The problem, however, is that none of the things in that list have anything to do with their namesakes. Thankfully, and likely to the chagrin of the nation’s lawmakers, more and more people are starting to see that.
Take, for example, an opinion piece recently featured in the Daily Times by long-time journalist Jodine Mayberry. In it, Ms. Mayberry details the story of a child whose chance for a normal and healthy life disappeared before he was even a year old. He will require medical attention for entirety of his life because of a medical error. He will never know the sound of music or birds chirping because he lost his hearing from this error. He’ll never have a conversation because brain damage from this error has taken his ability to process language.
However, if proponents of the so-called Protecting Access to Care Act have their way, the most he’d ever have access to for his lifetime of suffering would be a paltry $250,000. For the rest of his life.
In fact, that’s the world that sponsors of this bill envision: a nationwide cap of $250,000 for any and all non-economic damages in medical malpractice lawsuits. How incredibly shortsighted.
The argument that most use is that these “exorbitant” awards drive up health care costs for the rest of us as doctors are forced to practice defensive medicine, or ordering tests simply to avoid getting sued. Sadly, a test run just three days prior would have shown that the boy featured in Ms. Mayberry’s article was suffering from bacterial meningitis. A test run just three days prior would have given a child a chance at a normal life.
It’s easy to jump on bandwagons. It’s easy to watch the news and hear the anecdotes about this multi-million-dollar settlement or that multi-million-dollar jury verdict and come to our own conclusions without knowing all the facts. It’s easy to invoke the cliché of “millions of dollars for spilling some hot coffee on yourself” without knowing that the liquid was approaching boiling temperatures and the millions of dollars claim is outright false.

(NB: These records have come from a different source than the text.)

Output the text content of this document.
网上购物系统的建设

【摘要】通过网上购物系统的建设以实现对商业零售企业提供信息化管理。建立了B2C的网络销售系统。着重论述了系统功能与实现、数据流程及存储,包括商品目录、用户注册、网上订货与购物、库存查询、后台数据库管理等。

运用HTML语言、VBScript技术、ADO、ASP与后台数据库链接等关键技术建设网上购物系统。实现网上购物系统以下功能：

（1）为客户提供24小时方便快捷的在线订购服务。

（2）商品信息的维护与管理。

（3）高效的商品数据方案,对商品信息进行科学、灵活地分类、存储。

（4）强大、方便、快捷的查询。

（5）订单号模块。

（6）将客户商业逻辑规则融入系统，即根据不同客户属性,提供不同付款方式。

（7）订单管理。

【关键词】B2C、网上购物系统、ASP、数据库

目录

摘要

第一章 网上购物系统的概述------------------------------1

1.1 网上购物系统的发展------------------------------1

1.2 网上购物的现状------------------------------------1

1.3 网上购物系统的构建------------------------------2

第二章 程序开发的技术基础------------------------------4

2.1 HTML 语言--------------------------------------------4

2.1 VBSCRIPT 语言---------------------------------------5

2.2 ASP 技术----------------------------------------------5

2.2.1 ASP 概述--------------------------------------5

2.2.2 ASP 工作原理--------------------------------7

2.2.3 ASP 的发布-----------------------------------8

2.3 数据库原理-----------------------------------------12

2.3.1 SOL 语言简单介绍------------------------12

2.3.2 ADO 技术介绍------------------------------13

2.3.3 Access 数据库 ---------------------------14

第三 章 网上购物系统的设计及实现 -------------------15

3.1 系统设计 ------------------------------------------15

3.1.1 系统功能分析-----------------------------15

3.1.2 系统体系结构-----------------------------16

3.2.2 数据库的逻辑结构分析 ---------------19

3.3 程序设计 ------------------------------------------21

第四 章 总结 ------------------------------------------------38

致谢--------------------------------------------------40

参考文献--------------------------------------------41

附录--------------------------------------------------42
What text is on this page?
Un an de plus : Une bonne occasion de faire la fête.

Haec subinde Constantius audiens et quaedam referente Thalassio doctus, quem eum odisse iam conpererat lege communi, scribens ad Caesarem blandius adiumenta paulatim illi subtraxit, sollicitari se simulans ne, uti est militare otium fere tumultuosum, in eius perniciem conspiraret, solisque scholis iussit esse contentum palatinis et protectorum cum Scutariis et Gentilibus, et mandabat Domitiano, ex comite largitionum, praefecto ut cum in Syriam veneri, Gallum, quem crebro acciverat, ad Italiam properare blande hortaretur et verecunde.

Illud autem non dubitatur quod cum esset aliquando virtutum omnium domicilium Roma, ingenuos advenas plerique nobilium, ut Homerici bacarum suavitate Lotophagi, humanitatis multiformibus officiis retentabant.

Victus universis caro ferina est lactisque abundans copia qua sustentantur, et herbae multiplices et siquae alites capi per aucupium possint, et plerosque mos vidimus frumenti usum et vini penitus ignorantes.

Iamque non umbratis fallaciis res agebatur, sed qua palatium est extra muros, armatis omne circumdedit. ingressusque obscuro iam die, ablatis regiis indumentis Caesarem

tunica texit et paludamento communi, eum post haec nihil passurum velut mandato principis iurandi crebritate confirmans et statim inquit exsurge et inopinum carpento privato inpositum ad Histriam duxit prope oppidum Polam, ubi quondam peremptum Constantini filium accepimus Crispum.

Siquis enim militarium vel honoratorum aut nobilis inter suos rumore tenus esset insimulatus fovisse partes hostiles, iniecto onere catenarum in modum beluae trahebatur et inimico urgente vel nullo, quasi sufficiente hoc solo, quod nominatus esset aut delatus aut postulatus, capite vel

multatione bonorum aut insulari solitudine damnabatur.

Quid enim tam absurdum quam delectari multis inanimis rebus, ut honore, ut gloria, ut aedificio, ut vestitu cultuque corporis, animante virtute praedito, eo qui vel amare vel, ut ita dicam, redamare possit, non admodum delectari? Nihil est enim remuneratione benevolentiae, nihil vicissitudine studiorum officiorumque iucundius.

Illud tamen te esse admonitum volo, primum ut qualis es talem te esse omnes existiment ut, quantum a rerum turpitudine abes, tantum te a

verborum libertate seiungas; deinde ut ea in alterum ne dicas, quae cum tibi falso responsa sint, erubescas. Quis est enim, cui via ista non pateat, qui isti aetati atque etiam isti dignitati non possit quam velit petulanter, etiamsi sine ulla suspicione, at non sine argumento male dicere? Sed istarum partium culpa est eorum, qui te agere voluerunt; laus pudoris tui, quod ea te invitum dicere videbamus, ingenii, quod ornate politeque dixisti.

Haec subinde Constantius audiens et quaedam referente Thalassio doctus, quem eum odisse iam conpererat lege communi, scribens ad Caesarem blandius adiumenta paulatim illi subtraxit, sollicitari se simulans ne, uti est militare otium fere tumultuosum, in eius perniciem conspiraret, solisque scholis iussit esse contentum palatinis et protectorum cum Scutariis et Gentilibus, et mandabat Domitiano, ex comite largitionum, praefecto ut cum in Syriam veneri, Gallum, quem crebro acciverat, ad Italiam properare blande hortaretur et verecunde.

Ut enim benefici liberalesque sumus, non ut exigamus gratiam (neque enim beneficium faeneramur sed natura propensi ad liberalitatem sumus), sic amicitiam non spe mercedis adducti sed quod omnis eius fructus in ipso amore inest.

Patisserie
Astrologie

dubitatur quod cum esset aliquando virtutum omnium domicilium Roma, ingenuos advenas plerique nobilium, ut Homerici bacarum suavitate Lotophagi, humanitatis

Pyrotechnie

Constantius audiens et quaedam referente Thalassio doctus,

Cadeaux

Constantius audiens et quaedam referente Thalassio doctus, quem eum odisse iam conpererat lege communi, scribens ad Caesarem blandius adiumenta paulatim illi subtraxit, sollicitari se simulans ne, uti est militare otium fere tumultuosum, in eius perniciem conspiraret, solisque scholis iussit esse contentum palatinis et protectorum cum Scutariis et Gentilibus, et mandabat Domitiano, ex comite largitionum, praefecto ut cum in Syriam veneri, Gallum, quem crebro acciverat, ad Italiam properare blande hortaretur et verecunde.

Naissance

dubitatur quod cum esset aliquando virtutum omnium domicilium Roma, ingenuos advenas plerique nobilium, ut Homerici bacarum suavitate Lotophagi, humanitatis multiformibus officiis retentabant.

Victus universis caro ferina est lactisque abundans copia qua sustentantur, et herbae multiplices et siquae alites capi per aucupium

Like so many other things in our apparent migration toward the language of doublespeak, these things are designed not to help the general citizenry of the country, but to remove that citizenry’s rights and abilities to use the legal tools that have been available to them since the inception of the United States of America. They are designed to make you smile and feel like you’ve accomplished something – like you’re sticking it to someone undeserving – when in fact, the only thing these bills accomplish is the further lining of congressional coffers with juicy campaign contributions from the corporations who benefit.
Shortsighted. Perhaps that’s what we could come to expect from a 68-year old politician whose health insurance has been funded by the American public since he took office in the House in 2002. But for victims like the boy in this story, people who have their entire lives ahead of them or people who need to act in the best interest of their families, we need representatives who have a longer view in mind and refuse to score cheap political points with the few at the horrific expense of so many.